What does this have to do with investing?
A key prerequisite to being able to invest like a professional is having the discipline to adhere to a pre-defined investment plan or strategy that has a positive expected outcome. This type of discipline is particularly difficult during periods when your plan or strategy seems to have temporarily stopped working, as no strategy works all the time.
Therefore, if you find yourself in a situation down your investment road where you just cannot stand the pain of a temporary underperformance: Think about that second marshmallow! Imagine you are one of those kids knowing it pays off to wait and have the discipline to stick to your investment plan to finally get the second marshmallow in the form of a potential outperformance.
The fact that we live today in a world of instant gratification does not make it easy to exercise this important skill in daily life. Particularly since the negative consequences typically do not show immediately, be it gaining unwanted weight due to undisciplined eating or piling up consumer debt for stuff we actually don’t necessarily need. The result is that our modern life, with all its choices and distractions, often feels like one continuous Marshmallow Test.
Do Mischel’s results mean that those who have not mastered self-control by pre-school have no chance? Thankfully not!
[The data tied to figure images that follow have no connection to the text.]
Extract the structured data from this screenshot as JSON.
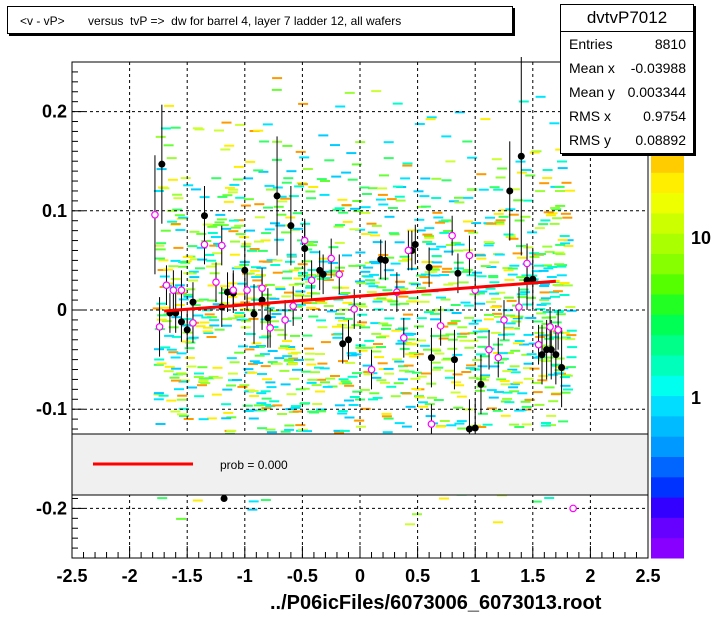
{
  "title": "<v - vP>       versus  tvP =>  dw for barrel 4, layer 7 ladder 12, all wafers",
  "footer": "../P06icFiles/6073006_6073013.root",
  "stats": {
    "name": "dvtvP7012",
    "rows": [
      {
        "label": "Entries",
        "value": "8810"
      },
      {
        "label": "Mean x",
        "value": "-0.03988"
      },
      {
        "label": "Mean y",
        "value": "0.003344"
      },
      {
        "label": "RMS x",
        "value": "0.9754"
      },
      {
        "label": "RMS y",
        "value": "0.08892"
      }
    ]
  },
  "legend": {
    "label": "prob = 0.000",
    "line_color": "#ff0000"
  },
  "colors": {
    "fit_line": "#ff0000",
    "profile_black": "#000000",
    "profile_open": "#ff00ff"
  },
  "chart_data": {
    "type": "scatter",
    "xlim": [
      -2.5,
      2.5
    ],
    "ylim": [
      -0.25,
      0.25
    ],
    "x_ticks": [
      "-2.5",
      "-2",
      "-1.5",
      "-1",
      "-0.5",
      "0",
      "0.5",
      "1",
      "1.5",
      "2",
      "2.5"
    ],
    "y_ticks": [
      "0.2",
      "0.1",
      "0",
      "-0.1",
      "-0.2"
    ],
    "palette_ticks": [
      "10",
      "1"
    ],
    "grid": true,
    "fit_line": {
      "x": [
        -1.7,
        1.7
      ],
      "y": [
        -0.001,
        0.029
      ]
    },
    "profile_black": [
      {
        "x": -1.72,
        "y": 0.147,
        "e": 0.06
      },
      {
        "x": -1.65,
        "y": -0.003,
        "e": 0.02
      },
      {
        "x": -1.6,
        "y": -0.003,
        "e": 0.02
      },
      {
        "x": -1.55,
        "y": -0.012,
        "e": 0.02
      },
      {
        "x": -1.5,
        "y": -0.02,
        "e": 0.02
      },
      {
        "x": -1.45,
        "y": 0.008,
        "e": 0.02
      },
      {
        "x": -1.35,
        "y": 0.095,
        "e": 0.03
      },
      {
        "x": -1.2,
        "y": 0.003,
        "e": 0.02
      },
      {
        "x": -1.15,
        "y": 0.018,
        "e": 0.02
      },
      {
        "x": -1.1,
        "y": 0.017,
        "e": 0.02
      },
      {
        "x": -1.0,
        "y": 0.04,
        "e": 0.03
      },
      {
        "x": -0.92,
        "y": -0.004,
        "e": 0.03
      },
      {
        "x": -0.85,
        "y": 0.01,
        "e": 0.03
      },
      {
        "x": -0.8,
        "y": -0.008,
        "e": 0.03
      },
      {
        "x": -0.72,
        "y": 0.115,
        "e": 0.06
      },
      {
        "x": -0.6,
        "y": 0.085,
        "e": 0.04
      },
      {
        "x": -0.48,
        "y": 0.062,
        "e": 0.03
      },
      {
        "x": -0.35,
        "y": 0.04,
        "e": 0.02
      },
      {
        "x": -0.32,
        "y": 0.036,
        "e": 0.02
      },
      {
        "x": -0.15,
        "y": -0.034,
        "e": 0.02
      },
      {
        "x": -0.1,
        "y": -0.03,
        "e": 0.02
      },
      {
        "x": 0.18,
        "y": 0.051,
        "e": 0.02
      },
      {
        "x": 0.22,
        "y": 0.05,
        "e": 0.02
      },
      {
        "x": 0.45,
        "y": 0.06,
        "e": 0.02
      },
      {
        "x": 0.48,
        "y": 0.066,
        "e": 0.02
      },
      {
        "x": 0.6,
        "y": 0.043,
        "e": 0.02
      },
      {
        "x": 0.62,
        "y": -0.048,
        "e": 0.03
      },
      {
        "x": 0.85,
        "y": 0.037,
        "e": 0.02
      },
      {
        "x": 0.82,
        "y": -0.05,
        "e": 0.03
      },
      {
        "x": 0.95,
        "y": -0.12,
        "e": 0.03
      },
      {
        "x": 1.0,
        "y": -0.119,
        "e": 0.03
      },
      {
        "x": 1.05,
        "y": -0.075,
        "e": 0.03
      },
      {
        "x": 1.3,
        "y": 0.12,
        "e": 0.05
      },
      {
        "x": 1.4,
        "y": 0.155,
        "e": 0.1
      },
      {
        "x": 1.45,
        "y": 0.03,
        "e": 0.03
      },
      {
        "x": 1.5,
        "y": 0.031,
        "e": 0.03
      },
      {
        "x": 1.58,
        "y": -0.045,
        "e": 0.03
      },
      {
        "x": 1.62,
        "y": -0.04,
        "e": 0.03
      },
      {
        "x": 1.66,
        "y": -0.04,
        "e": 0.03
      },
      {
        "x": 1.7,
        "y": -0.045,
        "e": 0.03
      },
      {
        "x": 1.75,
        "y": -0.058,
        "e": 0.04
      },
      {
        "x": -1.18,
        "y": -0.19,
        "e": 0.0
      }
    ],
    "profile_open": [
      {
        "x": -1.78,
        "y": 0.096,
        "e": 0.06
      },
      {
        "x": -1.74,
        "y": -0.017,
        "e": 0.03
      },
      {
        "x": -1.68,
        "y": 0.025,
        "e": 0.02
      },
      {
        "x": -1.62,
        "y": 0.02,
        "e": 0.02
      },
      {
        "x": -1.55,
        "y": 0.02,
        "e": 0.02
      },
      {
        "x": -1.45,
        "y": -0.013,
        "e": 0.02
      },
      {
        "x": -1.35,
        "y": 0.066,
        "e": 0.02
      },
      {
        "x": -1.25,
        "y": 0.028,
        "e": 0.02
      },
      {
        "x": -1.2,
        "y": 0.065,
        "e": 0.02
      },
      {
        "x": -1.1,
        "y": 0.02,
        "e": 0.02
      },
      {
        "x": -0.98,
        "y": 0.02,
        "e": 0.02
      },
      {
        "x": -0.85,
        "y": 0.022,
        "e": 0.02
      },
      {
        "x": -0.78,
        "y": -0.018,
        "e": 0.02
      },
      {
        "x": -0.65,
        "y": -0.01,
        "e": 0.02
      },
      {
        "x": -0.58,
        "y": 0.004,
        "e": 0.02
      },
      {
        "x": -0.48,
        "y": 0.07,
        "e": 0.02
      },
      {
        "x": -0.42,
        "y": 0.03,
        "e": 0.02
      },
      {
        "x": -0.25,
        "y": 0.052,
        "e": 0.02
      },
      {
        "x": -0.18,
        "y": 0.036,
        "e": 0.02
      },
      {
        "x": -0.05,
        "y": 0.001,
        "e": 0.02
      },
      {
        "x": 0.1,
        "y": -0.06,
        "e": 0.02
      },
      {
        "x": 0.32,
        "y": 0.018,
        "e": 0.02
      },
      {
        "x": 0.38,
        "y": -0.028,
        "e": 0.02
      },
      {
        "x": 0.42,
        "y": 0.06,
        "e": 0.02
      },
      {
        "x": 0.62,
        "y": -0.115,
        "e": 0.02
      },
      {
        "x": 0.7,
        "y": -0.016,
        "e": 0.02
      },
      {
        "x": 0.8,
        "y": 0.075,
        "e": 0.02
      },
      {
        "x": 0.95,
        "y": 0.055,
        "e": 0.02
      },
      {
        "x": 1.0,
        "y": 0.02,
        "e": 0.02
      },
      {
        "x": 1.12,
        "y": -0.04,
        "e": 0.02
      },
      {
        "x": 1.2,
        "y": -0.048,
        "e": 0.02
      },
      {
        "x": 1.25,
        "y": -0.01,
        "e": 0.02
      },
      {
        "x": 1.38,
        "y": 0.003,
        "e": 0.02
      },
      {
        "x": 1.45,
        "y": 0.047,
        "e": 0.02
      },
      {
        "x": 1.55,
        "y": -0.035,
        "e": 0.02
      },
      {
        "x": 1.65,
        "y": -0.017,
        "e": 0.02
      },
      {
        "x": 1.72,
        "y": -0.02,
        "e": 0.02
      },
      {
        "x": 1.85,
        "y": -0.2,
        "e": 0.0
      }
    ]
  }
}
Mischel’s follow-up studies also show that learning and practicing certain techniques and skills can improve self-control, giving hope to those of us not born with an iron will.
Mischel recently released a book called The Marshmallow Test: Mastering Self Control, which reviews what science has learned about self-control since that first Marshmallow Test over 50 years ago.
I believe that the financial Marshmallow Test for adults has two important components:
1. Saving/investing (for retirement) at some cost of today not consuming all you earn and
2. Investing that money with a good investment strategy that you stick to.
This can provide you with not only two but many Marshmallows over the years due to the mathematical magic called “compound interest” which means earning additional interest on interest.
“Compound interest [profit] is the eighth wonder of the world. He who understands it, earns it … he who doesn’t … pays it.”
In our investment sense “interest” also includes profits (capital gains) from buying low, selling high. Basically, once you earn your first interest payment (or profits), it is added into the principal and this increased principal will allow your money to earn even more money over time. Albert Einstein said: “Compound interest [profit] is the eighth wonder of the world. He who understands it, earns it … he who doesn’t … pays it.”
In a similar fashion, each of us has the possibility to use the right tools to create a marshmallow multiplying machine of our own. However, saving for retirement requires us to exercise the self-control to not eat all the marshmallows we earn, but to put some aside for later. This is essentially the same problem the preschoolers were forced to confront, but with a much longer time horizon.